GAM CEO Scraps Dividend, Executive Bonuses in Sweeping Overhaul

(Bloomberg) -- GAM Holding AG Chief Executive Officer Peter Sanderson scrapped the dividend for 2019 and said top executives also won’t receive bonuses as he embarks on a major three-year overhaul.

The group management board will receive no bonuses for 2019 and Sanderson asked to forgo a fixed cash award due to him this year. The executive is targeting total savings in excess of 80 million Swiss francs ($81 million) as he seeks to make the asset manager more transparent and efficient.

GAM CEO Scraps Dividend, Executive Bonuses in Sweeping Overhaul

Sanderson, a former Blackrock Inc. executive who took over last year, is trying to steady the firm after it was sent into a tailspin by the suspension of star trader Tim Haywood in July 2018. He has signaled that talks on layoffs will begin imminently and he hired Steve Rafferty, also from Blackrock, as chief operating officer to disentangle back-office systems.

Under the new plan GAM plans to buy back 16 million shares -- worth just under 50 million francs at Wednesday’s closing price -- over three years.

The Swiss firm reported a smaller-than-expected decline in key assets in the final quarter of last year, according to an early earnings release.
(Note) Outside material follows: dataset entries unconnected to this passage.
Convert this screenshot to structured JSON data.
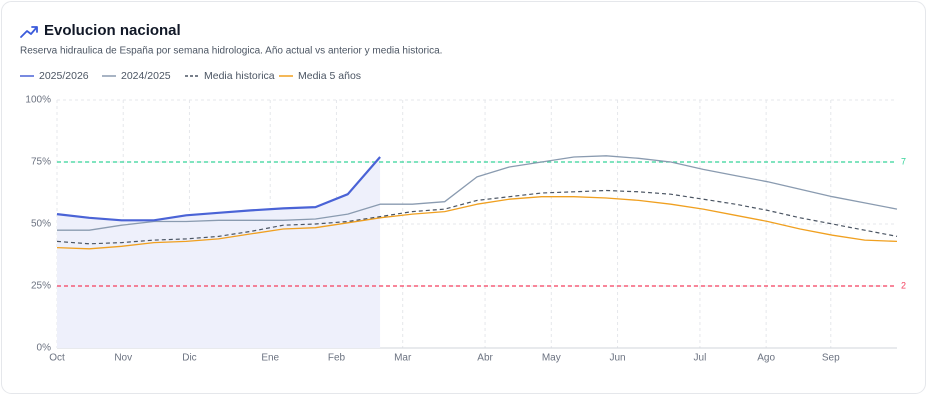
{
  "chart_data": {
    "type": "line",
    "title": "Evolucion nacional",
    "subtitle": "Reserva hidraulica de España por semana hidrologica. Año actual vs anterior y media historica.",
    "x": [
      0,
      2,
      4,
      6,
      8,
      10,
      12,
      14,
      16,
      18,
      20,
      22,
      24,
      26,
      28,
      30,
      32,
      34,
      36,
      38,
      40,
      42,
      44,
      46,
      48,
      50,
      52
    ],
    "xlim": [
      0,
      52
    ],
    "xticks": [
      {
        "value": 0,
        "label": "Oct"
      },
      {
        "value": 4.1,
        "label": "Nov"
      },
      {
        "value": 8.2,
        "label": "Dic"
      },
      {
        "value": 13.2,
        "label": "Ene"
      },
      {
        "value": 17.3,
        "label": "Feb"
      },
      {
        "value": 21.4,
        "label": "Mar"
      },
      {
        "value": 26.5,
        "label": "Abr"
      },
      {
        "value": 30.6,
        "label": "May"
      },
      {
        "value": 34.7,
        "label": "Jun"
      },
      {
        "value": 39.8,
        "label": "Jul"
      },
      {
        "value": 43.9,
        "label": "Ago"
      },
      {
        "value": 47.9,
        "label": "Sep"
      }
    ],
    "ylim": [
      0,
      100
    ],
    "yticks": [
      {
        "value": 0,
        "label": "0%"
      },
      {
        "value": 25,
        "label": "25%"
      },
      {
        "value": 50,
        "label": "50%"
      },
      {
        "value": 75,
        "label": "75%"
      },
      {
        "value": 100,
        "label": "100%"
      }
    ],
    "grid": true,
    "legend": "top-left",
    "thresholds": [
      {
        "value": 75,
        "label": "7",
        "color": "#34d399"
      },
      {
        "value": 25,
        "label": "2",
        "color": "#f43f5e"
      }
    ],
    "series": [
      {
        "name": "2025/2026",
        "color": "#4a63d6",
        "width": 2.2,
        "shade": "#eef0fb",
        "values": [
          54,
          52.5,
          51.5,
          51.5,
          53.5,
          54.5,
          55.5,
          56.3,
          56.8,
          62,
          77,
          null,
          null,
          null,
          null,
          null,
          null,
          null,
          null,
          null,
          null,
          null,
          null,
          null,
          null,
          null,
          null
        ]
      },
      {
        "name": "2024/2025",
        "color": "#8a9bb0",
        "width": 1.3,
        "values": [
          47.5,
          47.5,
          49.5,
          51,
          51,
          51.5,
          51.5,
          51.5,
          52,
          54,
          58,
          58,
          59,
          69,
          73,
          75,
          77,
          77.5,
          76.5,
          75,
          72,
          69.5,
          67,
          64,
          61,
          58.5,
          56
        ]
      },
      {
        "name": "Media historica",
        "color": "#4b5563",
        "width": 1.2,
        "dashed": true,
        "values": [
          43,
          42,
          42.5,
          43.5,
          44,
          45,
          47,
          49.5,
          50,
          51,
          53,
          55,
          56,
          59.5,
          61,
          62.5,
          63,
          63.5,
          63,
          62,
          60,
          58,
          55.5,
          52.5,
          50,
          47.5,
          45
        ]
      },
      {
        "name": "Media 5 años",
        "color": "#f0a020",
        "width": 1.3,
        "values": [
          40.5,
          40,
          41,
          42.5,
          43,
          44,
          46,
          48,
          48.5,
          50.5,
          52.5,
          54,
          55,
          58,
          60,
          61,
          61,
          60.5,
          59.5,
          58,
          56,
          53.5,
          51,
          48,
          45.5,
          43.5,
          43
        ]
      }
    ]
  }
}
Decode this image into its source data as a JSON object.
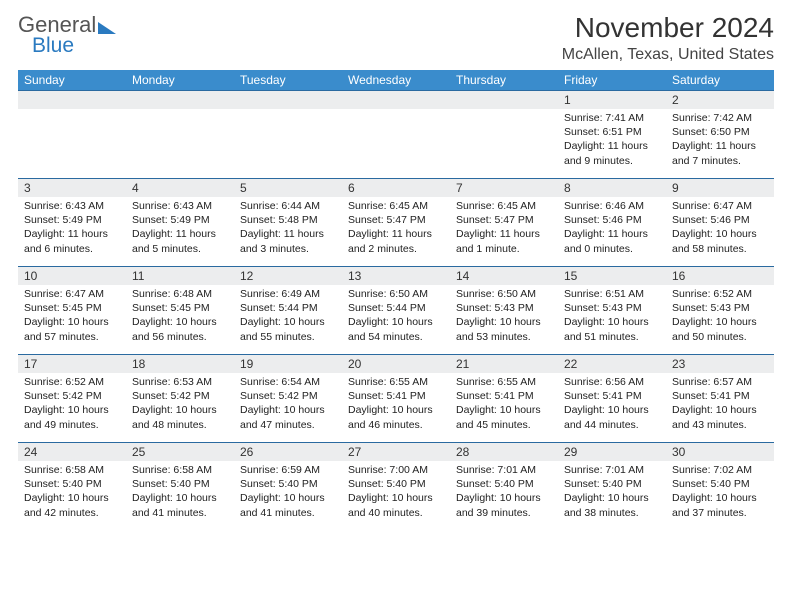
{
  "logo": {
    "text1": "General",
    "text2": "Blue"
  },
  "header": {
    "month_title": "November 2024",
    "location": "McAllen, Texas, United States"
  },
  "colors": {
    "header_bg": "#3a8ccc",
    "border": "#2a6aa0",
    "daynum_bg": "#ecedee"
  },
  "columns": [
    "Sunday",
    "Monday",
    "Tuesday",
    "Wednesday",
    "Thursday",
    "Friday",
    "Saturday"
  ],
  "days": {
    "1": {
      "sunrise": "7:41 AM",
      "sunset": "6:51 PM",
      "daylight": "11 hours and 9 minutes."
    },
    "2": {
      "sunrise": "7:42 AM",
      "sunset": "6:50 PM",
      "daylight": "11 hours and 7 minutes."
    },
    "3": {
      "sunrise": "6:43 AM",
      "sunset": "5:49 PM",
      "daylight": "11 hours and 6 minutes."
    },
    "4": {
      "sunrise": "6:43 AM",
      "sunset": "5:49 PM",
      "daylight": "11 hours and 5 minutes."
    },
    "5": {
      "sunrise": "6:44 AM",
      "sunset": "5:48 PM",
      "daylight": "11 hours and 3 minutes."
    },
    "6": {
      "sunrise": "6:45 AM",
      "sunset": "5:47 PM",
      "daylight": "11 hours and 2 minutes."
    },
    "7": {
      "sunrise": "6:45 AM",
      "sunset": "5:47 PM",
      "daylight": "11 hours and 1 minute."
    },
    "8": {
      "sunrise": "6:46 AM",
      "sunset": "5:46 PM",
      "daylight": "11 hours and 0 minutes."
    },
    "9": {
      "sunrise": "6:47 AM",
      "sunset": "5:46 PM",
      "daylight": "10 hours and 58 minutes."
    },
    "10": {
      "sunrise": "6:47 AM",
      "sunset": "5:45 PM",
      "daylight": "10 hours and 57 minutes."
    },
    "11": {
      "sunrise": "6:48 AM",
      "sunset": "5:45 PM",
      "daylight": "10 hours and 56 minutes."
    },
    "12": {
      "sunrise": "6:49 AM",
      "sunset": "5:44 PM",
      "daylight": "10 hours and 55 minutes."
    },
    "13": {
      "sunrise": "6:50 AM",
      "sunset": "5:44 PM",
      "daylight": "10 hours and 54 minutes."
    },
    "14": {
      "sunrise": "6:50 AM",
      "sunset": "5:43 PM",
      "daylight": "10 hours and 53 minutes."
    },
    "15": {
      "sunrise": "6:51 AM",
      "sunset": "5:43 PM",
      "daylight": "10 hours and 51 minutes."
    },
    "16": {
      "sunrise": "6:52 AM",
      "sunset": "5:43 PM",
      "daylight": "10 hours and 50 minutes."
    },
    "17": {
      "sunrise": "6:52 AM",
      "sunset": "5:42 PM",
      "daylight": "10 hours and 49 minutes."
    },
    "18": {
      "sunrise": "6:53 AM",
      "sunset": "5:42 PM",
      "daylight": "10 hours and 48 minutes."
    },
    "19": {
      "sunrise": "6:54 AM",
      "sunset": "5:42 PM",
      "daylight": "10 hours and 47 minutes."
    },
    "20": {
      "sunrise": "6:55 AM",
      "sunset": "5:41 PM",
      "daylight": "10 hours and 46 minutes."
    },
    "21": {
      "sunrise": "6:55 AM",
      "sunset": "5:41 PM",
      "daylight": "10 hours and 45 minutes."
    },
    "22": {
      "sunrise": "6:56 AM",
      "sunset": "5:41 PM",
      "daylight": "10 hours and 44 minutes."
    },
    "23": {
      "sunrise": "6:57 AM",
      "sunset": "5:41 PM",
      "daylight": "10 hours and 43 minutes."
    },
    "24": {
      "sunrise": "6:58 AM",
      "sunset": "5:40 PM",
      "daylight": "10 hours and 42 minutes."
    },
    "25": {
      "sunrise": "6:58 AM",
      "sunset": "5:40 PM",
      "daylight": "10 hours and 41 minutes."
    },
    "26": {
      "sunrise": "6:59 AM",
      "sunset": "5:40 PM",
      "daylight": "10 hours and 41 minutes."
    },
    "27": {
      "sunrise": "7:00 AM",
      "sunset": "5:40 PM",
      "daylight": "10 hours and 40 minutes."
    },
    "28": {
      "sunrise": "7:01 AM",
      "sunset": "5:40 PM",
      "daylight": "10 hours and 39 minutes."
    },
    "29": {
      "sunrise": "7:01 AM",
      "sunset": "5:40 PM",
      "daylight": "10 hours and 38 minutes."
    },
    "30": {
      "sunrise": "7:02 AM",
      "sunset": "5:40 PM",
      "daylight": "10 hours and 37 minutes."
    }
  },
  "labels": {
    "sunrise_prefix": "Sunrise: ",
    "sunset_prefix": "Sunset: ",
    "daylight_prefix": "Daylight: "
  },
  "layout": {
    "first_day_column": 5,
    "days_in_month": 30
  }
}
That was received well by investors, signaling that the outflows that started with Haywood’s suspension may be nearing an end.

Since the scandal broke, GAM has lost more than 40% of assets in its investment management business. Haywood’s funds, which were among the firm’s biggest, were liquidated and the manager was dismissed last year for gross misconduct.

Still, the asset manager’s stock is currently trading at a fraction of the value two years ago. GAM on Thursday reported a net loss of 3.5 million Swiss francs for the full year, after a loss of 929 million francs in 2018 that was triggered by a writedown.

The firm’s investment management unit oversaw 48.4 billion francs at the end of December, down from 56 billion francs at the beginning of 2019. The private labeling business, which is generally less profitable, had assets of about 84.3 billion francs.